Suppressants and reproductive rights
While Omegas go through an insufferable “heat” every month, they also have the option to suppress them by taking heat suppressants – this is basically akin to women taking the pill in the real-world. Many on TikTok have poked fun at this aspect by implying how religious conservatives would disapprove of the suppressants, since they’re basically birth control pills.
When Omegas are “marked” by an Alpha – with a bite to the back of their neck – they’re essentially only able to mate with the same Alpha (the Alpha as no such restrictions). This serves as a “wedding ring” for happy couples, but for Omegas hell-bent on being single (or wanting to choose their Alphas), they wear a collar to prevent being bitten as a way to control who they end up with.
This brings to the fore issues of power and consent, offering ways of negotiating a consensual relationship within an abusive social structure. In a broader real-world context, suppressants and collars represent Omegas taking a semblance of control over their reproductive rights.
Betas and the middle class
In most Omegaverse fiction, the primary story is usually one between the Alpha and Omega. Alphas make up the upper crust of society – they’re rich, attractive, and smart; the comparison explores the social dynamics between the privileged few and the lower class society at large, represented by Omegas.
The Beta role is often relegated to just friends or subordinates. However, Betas are unique – while they can mate with other Betas, they cannot get Omegas pregnant. Hence, a Beta is not as desirable to Omegas (who can often find a semblance of power when mated with an Alpha) and is often not considered by Alphas because they can’t get pregnant.
Betas represent a majority of the population – the middle class, if you will, nudged out of the power struggle by birth.
The popularity of Omegaverse
These are just some of the issues raised in Omegaverse fiction.
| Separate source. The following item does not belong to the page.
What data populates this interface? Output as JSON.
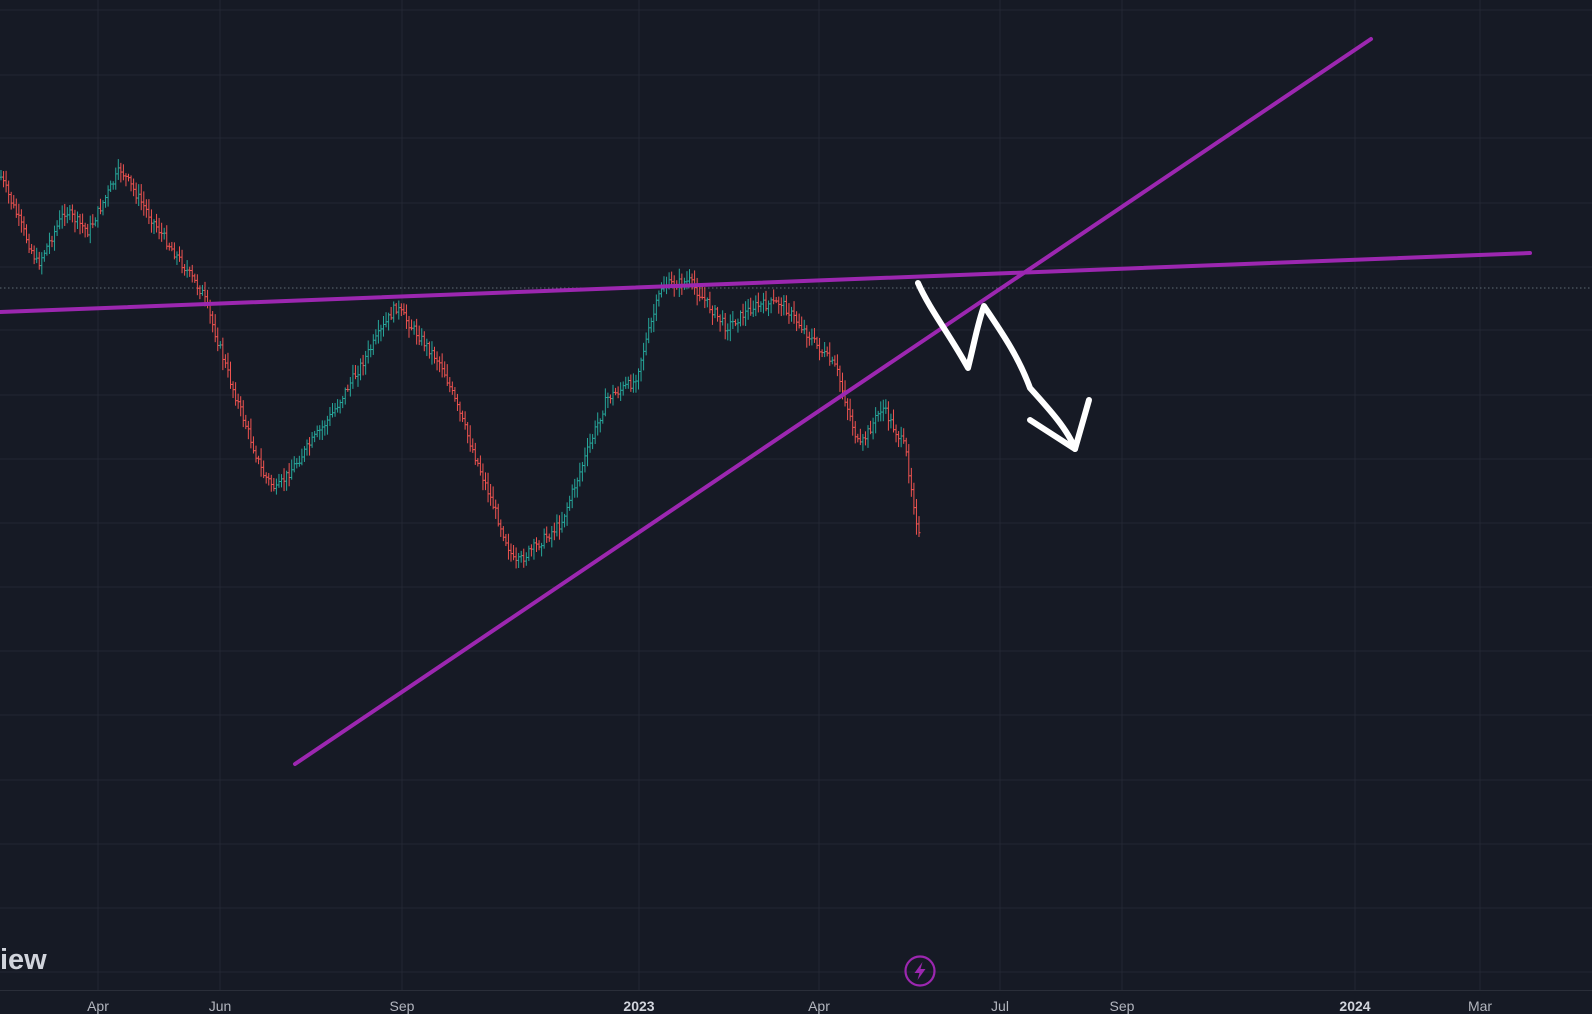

As of 2020, over 70,000 Omegaverse fan works have been published on AO3 (Archive of Our Own), with thousands more titles appearing as published novels and manga (and manhwa). The popularity of Omegaverse is fueled by the fan fiction community – it’s not afraid to use fiction to explore concepts and topics often shunned in traditional publication.
Just like how the zombie genre is a metaphor for pandemics, the Omegaverse is ripe for exploring and discussing gender roles, stereotypes, discrimination, oppression, and power dynamics. Since it’s gaining traction in academic circles as a potential for meaningful social dialogue, you can also look forward to more Omegaverse representation in all works of fiction, even mainstream.